Partindo, portanto, desse pressuposto, vou lhes dizer o que acredito, de acordo com a sã doutrina e a Sagrada Escritura, que Cristo realmente redimiu. A essência da Sua redenção é esta: Ele redimiu muitas coisas: Ele redimiu a alma do Seu povo; Ele redimiu o corpo do Seu povo; Ele redimiu a herança original que foi perdida em Adão; e, por último, Ele redimiu o mundo, no sentido de que o mundo finalmente será Dele.

Cristo redimiu a alma de todas as pessoas que serão salvas. Ou, nos dizeres de um calvinista, Cristo redimiu os Seus eleitos; mas, uma vez que não sabemos quem são os eleitos até que sejam revelados, vamos fazer uma pequena alteração e dizer que Cristo redimiu todas as almas penitentes; Cristo redimiu a alma de todos os crentes; e Cristo redimiu a alma de todos aqueles que morrem na infância, visto que deve ser reconhecido que, todos os que morrem na infância estão inscritos no livro da vida do Cordeiro e são graciosamente privilegiados por Deus para ir imediatamente para o céu, ao invés de labutarem neste mundo cansativo.

A alma de todos aqueles que foram inscritos no livro da vida do Cordeiro antes da fundação do mundo, os quais, no devido tempo, se humilham diante de Deus, e que, no decurso de sua vida são levados a abraçar Jesus como o único refúgio da sua alma, que permanecem no caminho e, finalmente, alcançam o céu; estes, eu creio, foram redimidos, e devo afirmar, firme e solenemente, que a alma de nenhuma outra pessoa é, nesse sentido, objeto da redenção. Não defendo a doutrina de que Judas foi redimido; não posso conceber meu Salvador suportando a punição por Judas, ou, se assim fosse, Judas sendo castigado novamente. Não posso conceber que Deus primeiro exija das mãos de Cristo o castigo pelo pecado e, depois, novamente das mãos do pecador. Não posso conceber, nem por um momento, que Cristo tenha derramado Seu sangue em vão. E, embora eu tenha lido no livro de certos teólogos que o sangue de Cristo é combustível para as chamas do inferno, estremeço diante desse pensamento e o descarto como uma afirmação medonha, talvez digna daqueles que a fizeram, mas totalmente sem fundamento na Palavra de Deus. As almas do povo de Deus, sejam elas quais forem, e são uma multidão que não se pode contar — e espero sinceramente que todos vocês estejam incluídos — são efetivamente redimidas.
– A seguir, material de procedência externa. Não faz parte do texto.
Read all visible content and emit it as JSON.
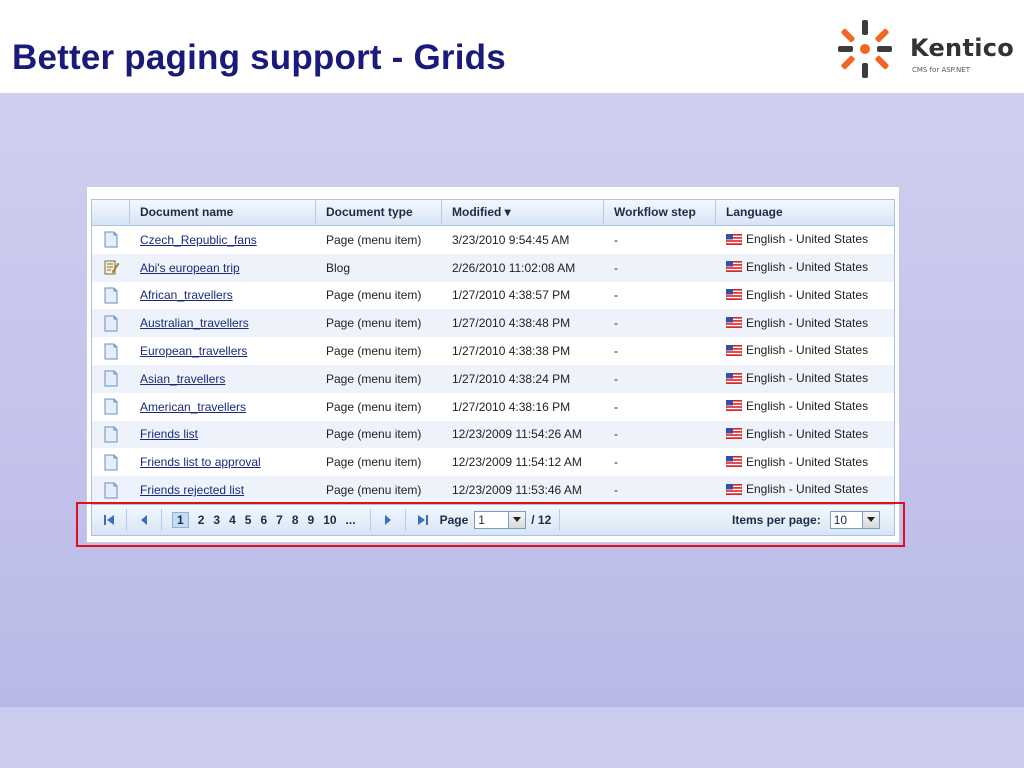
{
  "slide": {
    "title": "Better paging support - Grids"
  },
  "logo": {
    "name": "Kentico",
    "tagline": "CMS for ASP.NET"
  },
  "grid": {
    "columns": [
      "Document name",
      "Document type",
      "Modified",
      "Workflow step",
      "Language"
    ],
    "sort_indicator": "▾",
    "rows": [
      {
        "icon": "page",
        "name": "Czech_Republic_fans",
        "type": "Page (menu item)",
        "modified": "3/23/2010 9:54:45 AM",
        "workflow": "-",
        "language": "English - United States"
      },
      {
        "icon": "blog",
        "name": "Abi's european trip",
        "type": "Blog",
        "modified": "2/26/2010 11:02:08 AM",
        "workflow": "-",
        "language": "English - United States"
      },
      {
        "icon": "page",
        "name": "African_travellers",
        "type": "Page (menu item)",
        "modified": "1/27/2010 4:38:57 PM",
        "workflow": "-",
        "language": "English - United States"
      },
      {
        "icon": "page",
        "name": "Australian_travellers",
        "type": "Page (menu item)",
        "modified": "1/27/2010 4:38:48 PM",
        "workflow": "-",
        "language": "English - United States"
      },
      {
        "icon": "page",
        "name": "European_travellers",
        "type": "Page (menu item)",
        "modified": "1/27/2010 4:38:38 PM",
        "workflow": "-",
        "language": "English - United States"
      },
      {
        "icon": "page",
        "name": "Asian_travellers",
        "type": "Page (menu item)",
        "modified": "1/27/2010 4:38:24 PM",
        "workflow": "-",
        "language": "English - United States"
      },
      {
        "icon": "page",
        "name": "American_travellers",
        "type": "Page (menu item)",
        "modified": "1/27/2010 4:38:16 PM",
        "workflow": "-",
        "language": "English - United States"
      },
      {
        "icon": "page",
        "name": "Friends list",
        "type": "Page (menu item)",
        "modified": "12/23/2009 11:54:26 AM",
        "workflow": "-",
        "language": "English - United States"
      },
      {
        "icon": "page",
        "name": "Friends list to approval",
        "type": "Page (menu item)",
        "modified": "12/23/2009 11:54:12 AM",
        "workflow": "-",
        "language": "English - United States"
      },
      {
        "icon": "page",
        "name": "Friends rejected list",
        "type": "Page (menu item)",
        "modified": "12/23/2009 11:53:46 AM",
        "workflow": "-",
        "language": "English - United States"
      }
    ]
  },
  "pager": {
    "pages": [
      "1",
      "2",
      "3",
      "4",
      "5",
      "6",
      "7",
      "8",
      "9",
      "10",
      "..."
    ],
    "current_page": "1",
    "page_label": "Page",
    "page_value": "1",
    "total_pages": "/ 12",
    "items_per_page_label": "Items per page:",
    "items_per_page_value": "10"
  },
  "colors": {
    "title": "#1a1a7a",
    "highlight": "#e0101a",
    "link": "#1a2a7a",
    "grid_border": "#a9c3e3"
  }
}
1. Em essência, as almas são redimidas em três sentidos. São redimidas da culpa do pecado, da punição do pecado e do poder do pecado. As almas do povo de Cristo carregam a culpa do pecado até serem redimidas; no entanto, quando a redenção é aplicada à minha alma, desse momento em diante meus pecados, todos eles, são para sempre cobertos.

No momento em que crê um pecador
E entrega sua alma ao Senhor
É imediato o seu perdão
Pois no sangue de Cristo há plena salvação

A culpa pelo nosso pecado é removida pela redenção de Cristo. Qualquer que tenha sido o pecado cometido por você, no momento em que crê em Cristo, você não só nunca será punido por ele, como sua própria culpa por tê-lo cometido será retirada. Aos olhos de Deus você deixa de ser culpado e é considerado por Ele como um crente justificado, o qual tem a justiça de Cristo sobre si; e, por isso, você pode dizer — recordando um verso que sempre repetimos —

Agora, livre do pecado posso andar
Liberto pelo sangue do meu Salvador
A Seus pés minha pode repousar
Um salvo e reverente pecador

Pela redenção de Cristo, cada pecado, cada pedacinho de culpa, cada vestígio de transgressão é efetivamente removido de todos os crentes da família do Senhor.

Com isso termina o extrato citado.